Bebrooding a Few Ideas
Joseph Campbell's Journaling into Destiny
Saturday, April 17, 4:15pm–5:45pm

Dennis Patrick Slattery
At age 50, Joseph Campbell found his bliss as he walked the streets of Bombay "bebrooding a few ideas," as he coins the word. He called his life's work Comparative Mythology. His travels coalesced for him the existence of a common substratum to all myths, a bedrock monomyth that emanates out in different local inflections of a similar story.

Journaling and journeying are two aspects of a single process. They both push one into the strange and familiar territories of an interior travel and outward to recall the external lineaments of a personal adventure. Joseph Campbell's two massive journals, which he wrote during his year-long travels to India and Japan in 1954-55, offer us close to 800 pages of how his pilgrimage pointed him conclusively to his life's work. Baksheesh and Brahman comprise his Asian journals in India, while Sake and Satori record his impressions of Japan and southeast Asia.

In the journals we glimpse Campbell's way of computing his expressions—very exact, detailed, funny, frustrating, irreverent, and always full of vitality. They reveal how the man and the myth met on the road, acknowledged one another and agreed to become life long partners. Perhaps he reveals to all of us how journaling and journeying are two of the most beneficial corridors one can travel to discover one's own destiny.


Creative Research in Mythology
Saturday, April 17, 2:00pm–3:30pm

Nancy Cater, Ramona Rubio, and Richard Stromer
The Mythological Studies Program at Pacifica trains doctoral students to conduct interdisciplinary research on topics pertaining to the myths of particular cultural traditions and religions, depth psychology, literature, art, and the mythic aspects of contemporary culture.
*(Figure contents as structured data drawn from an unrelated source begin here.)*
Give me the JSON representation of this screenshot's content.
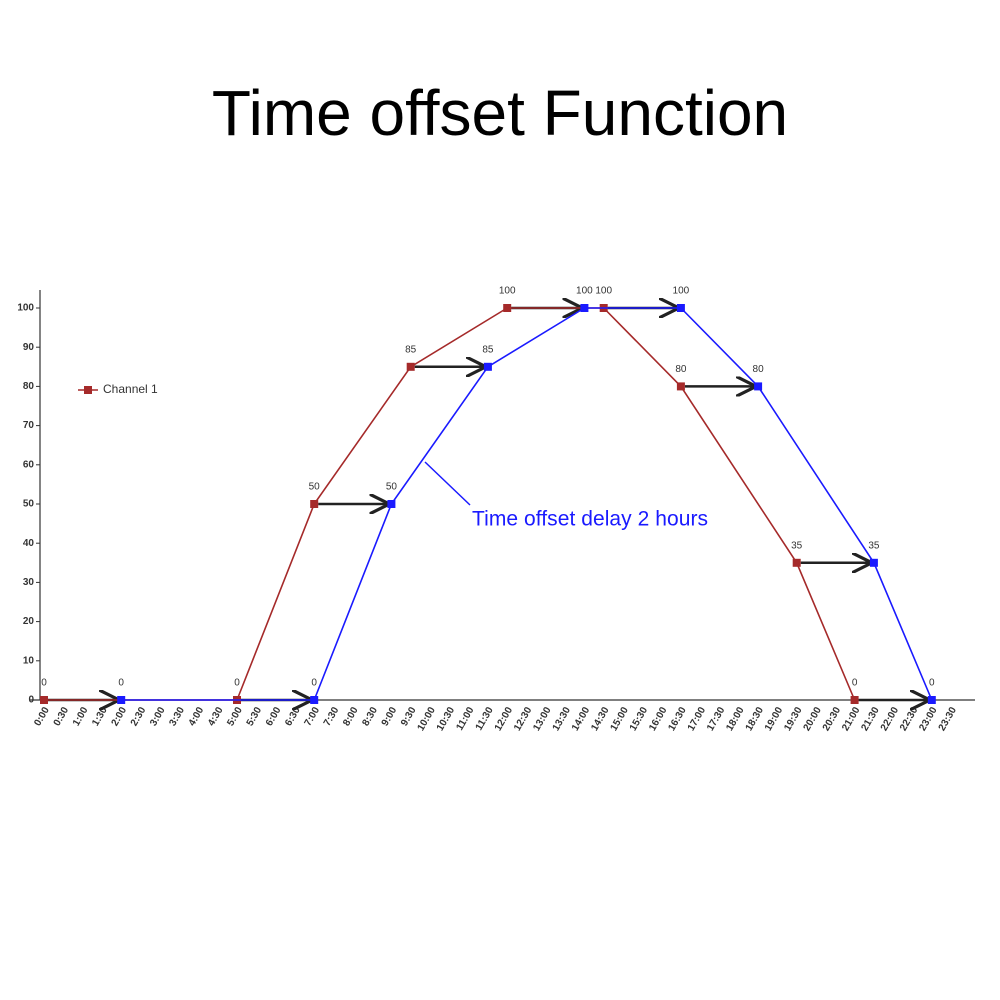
{
  "chart_data": {
    "type": "line",
    "title": "Time offset Function",
    "annotation": "Time offset delay 2 hours",
    "categories": [
      "0:00",
      "0:30",
      "1:00",
      "1:30",
      "2:00",
      "2:30",
      "3:00",
      "3:30",
      "4:00",
      "4:30",
      "5:00",
      "5:30",
      "6:00",
      "6:30",
      "7:00",
      "7:30",
      "8:00",
      "8:30",
      "9:00",
      "9:30",
      "10:00",
      "10:30",
      "11:00",
      "11:30",
      "12:00",
      "12:30",
      "13:00",
      "13:30",
      "14:00",
      "14:30",
      "15:00",
      "15:30",
      "16:00",
      "16:30",
      "17:00",
      "17:30",
      "18:00",
      "18:30",
      "19:00",
      "19:30",
      "20:00",
      "20:30",
      "21:00",
      "21:30",
      "22:00",
      "22:30",
      "23:00",
      "23:30"
    ],
    "series": [
      {
        "name": "Channel 1",
        "color": "#a52a2a",
        "x": [
          "0:00",
          "5:00",
          "7:00",
          "9:30",
          "12:00",
          "14:30",
          "16:30",
          "19:30",
          "21:00"
        ],
        "values": [
          0,
          0,
          50,
          85,
          100,
          100,
          80,
          35,
          0
        ]
      },
      {
        "color": "#1a1aff",
        "x": [
          "2:00",
          "7:00",
          "9:00",
          "11:30",
          "14:00",
          "16:30",
          "18:30",
          "21:30",
          "23:00"
        ],
        "values": [
          0,
          0,
          50,
          85,
          100,
          100,
          80,
          35,
          0
        ]
      }
    ],
    "ylim": [
      0,
      100
    ],
    "yticks": [
      0,
      10,
      20,
      30,
      40,
      50,
      60,
      70,
      80,
      90,
      100
    ],
    "grid": false,
    "legend": "left"
  }
}
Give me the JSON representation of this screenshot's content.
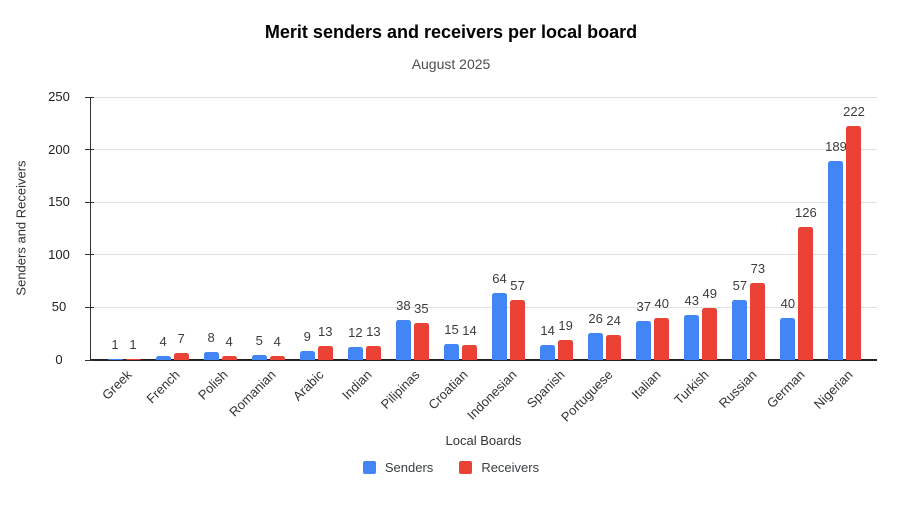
{
  "chart_data": {
    "type": "bar",
    "title": "Merit senders and receivers per local board",
    "subtitle": "August 2025",
    "xlabel": "Local Boards",
    "ylabel": "Senders and Receivers",
    "categories": [
      "Greek",
      "French",
      "Polish",
      "Romanian",
      "Arabic",
      "Indian",
      "Pilipinas",
      "Croatian",
      "Indonesian",
      "Spanish",
      "Portuguese",
      "Italian",
      "Turkish",
      "Russian",
      "German",
      "Nigerian"
    ],
    "series": [
      {
        "name": "Senders",
        "color": "#4285F4",
        "values": [
          1,
          4,
          8,
          5,
          9,
          12,
          38,
          15,
          64,
          14,
          26,
          37,
          43,
          57,
          40,
          189
        ]
      },
      {
        "name": "Receivers",
        "color": "#EA4335",
        "values": [
          1,
          7,
          4,
          4,
          13,
          13,
          35,
          14,
          57,
          19,
          24,
          40,
          49,
          73,
          126,
          222
        ]
      }
    ],
    "ylim": [
      0,
      250
    ],
    "yticks": [
      0,
      50,
      100,
      150,
      200,
      250
    ],
    "grid": true,
    "legend_position": "bottom",
    "value_labels": true,
    "colors": {
      "grid": "#e0e0e0",
      "axis": "#333333",
      "text": "#3c3c3c"
    }
  }
}
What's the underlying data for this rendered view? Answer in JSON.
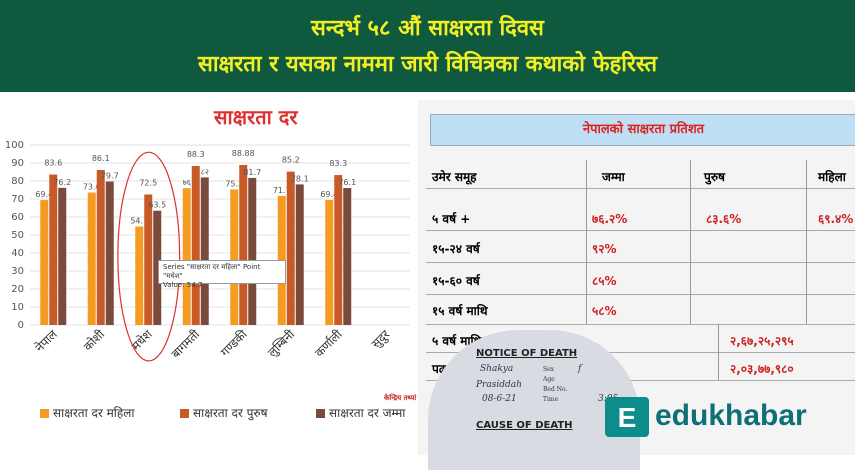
{
  "banner": {
    "line1": "सन्दर्भ ५८ औं साक्षरता दिवस",
    "line2": "साक्षरता र यसका नाममा जारी विचित्रका कथाको फेहरिस्त"
  },
  "chart_data": {
    "type": "bar",
    "title": "साक्षरता  दर",
    "categories": [
      "नेपाल",
      "कोशी",
      "मधेश",
      "बागमती",
      "गण्डकी",
      "लुम्बिनी",
      "कर्णाली",
      "सुदुर"
    ],
    "ylim": [
      0,
      100
    ],
    "yticks": [
      0,
      10,
      20,
      30,
      40,
      50,
      60,
      70,
      80,
      90,
      100
    ],
    "series": [
      {
        "name": "साक्षरता दर महिला",
        "color": "#f59b22",
        "values": [
          69.4,
          73.6,
          54.7,
          76,
          75.3,
          71.7,
          69.4,
          null
        ]
      },
      {
        "name": "साक्षरता दर पुरुष",
        "color": "#c85a28",
        "values": [
          83.6,
          86.1,
          72.5,
          88.3,
          88.88,
          85.2,
          83.3,
          null
        ]
      },
      {
        "name": "साक्षरता दर जम्मा",
        "color": "#7a4a3c",
        "values": [
          76.2,
          79.7,
          63.5,
          82,
          81.7,
          78.1,
          76.1,
          null
        ]
      }
    ],
    "data_labels": [
      [
        "69.4",
        "83.6",
        "76.2"
      ],
      [
        "73.6",
        "86.1",
        "79.7"
      ],
      [
        "54.7",
        "72.5",
        "63.5"
      ],
      [
        "७६",
        "88.3",
        "८२"
      ],
      [
        "75.3",
        "88.88",
        "81.7"
      ],
      [
        "71.7",
        "85.2",
        "78.1"
      ],
      [
        "69.4",
        "83.3",
        "76.1"
      ],
      [
        "",
        "",
        ""
      ]
    ],
    "tooltip": {
      "line1": "Series \"साक्षरता दर महिला\" Point \"मधेश\"",
      "line2": "Value: 54.7"
    },
    "legend": "bottom"
  },
  "table": {
    "title": "नेपालको साक्षरता प्रतिशत",
    "headers": [
      "उमेर समूह",
      "जम्मा",
      "पुरुष",
      "महिला"
    ],
    "rows": [
      [
        "५ वर्ष +",
        "७६.२%",
        "८३.६%",
        "६९.४%"
      ],
      [
        "१५-२४ वर्ष",
        "९२%",
        "",
        ""
      ],
      [
        "१५-६० वर्ष",
        "८५%",
        "",
        ""
      ],
      [
        "१५ वर्ष माथि",
        "५८%",
        "",
        ""
      ]
    ],
    "extra_rows": [
      {
        "label": "५ वर्ष माथि",
        "value": "२,६७,२५,२९५"
      },
      {
        "label": "पढ",
        "value": "२,०३,७७,९८०"
      }
    ]
  },
  "notice": {
    "heading1": "NOTICE OF DEATH",
    "heading2": "CAUSE OF DEATH",
    "small_note": "केन्द्रिय तथ्यां",
    "fields": [
      "Sex",
      "Age",
      "Bed No.",
      "Time"
    ],
    "handwriting": [
      "Shakya",
      "f",
      "Prasiddah",
      "08-6-21",
      "3:05"
    ]
  },
  "logo": {
    "text": "edukhabar",
    "mark": "E"
  }
}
It encourages both traditional research on classic texts and innovative studies that include a mythopoetic component.
This session will feature the work of three graduates who exemplify the program's unique approach to understanding the abiding power of myth in a postmodern world. Utilizing the work of Campbell and Jung, one study explores the idea of personal mythology as an approach for engaging in the search for a more personal relationship with the sacred. Using the life and work of the modern American poet, Sylvia Plath, the second study re-envisions the Greek myth of Electra from a Jungian perspective to show how it elucidates the psychology of modern women. The third exemplary dissertation examines the phenomenon of ritual tattooing in contemporary Western culture to reveal its archetypal imprint and initiatory significance.


What's Mything in Education?
Sunday, April 18, 8:30am–10:15am

James Brady, Maren Hansen, and Gerald McDermott
Joseph Campbell taught us that myth reflects psychology, religion, art, literature, and cultural studies. This interdisciplinary approach, as well as the way myth simultaneously speaks to the inner and outer life, makes it a rich educational medium. Yet, a survey of America's current educational landscape suggests that myth has at best only a marginal place. In this session, three local innovators describe their ways of greening this educational wasteland. Jim Brady leads middle school students on mythic week-long bicycling trips throughout the Americas, intermingling the challenges of daily bicycling with campfire tales of the Hero's Journey. Maren Hansen is developing "Myth as Mentor", a curriculum for teaching myth to adolescents with the express purpose of stimulating psychological development. Gerald McDermott evokes the magic of world myths for children through his gloriously illustrated storybooks, as well as being a featured speaker to educators.


The Hero's Journey: Joseph Campbell on His Life and Work
A Special Screening of the Film
Saturday, April 17, 8:00pm–10:00pm

An intimate portrait of Joseph Campbell, The Hero's Journey follows Campbell's own quest, or pathless journey of questioning, discovery, and ultimately of a delight and joy in a life to which he said "yes." Joseph Campbell spent most of his long life understanding how myths speak to us in our own life, and by what myths we are living today. In understanding the importance of myth as a vital source that shapes our lives, Campbell inspired many to find that source within themselves. In the film, George Lucas speaks of the influence Campbell had on his life, ideas, and movies.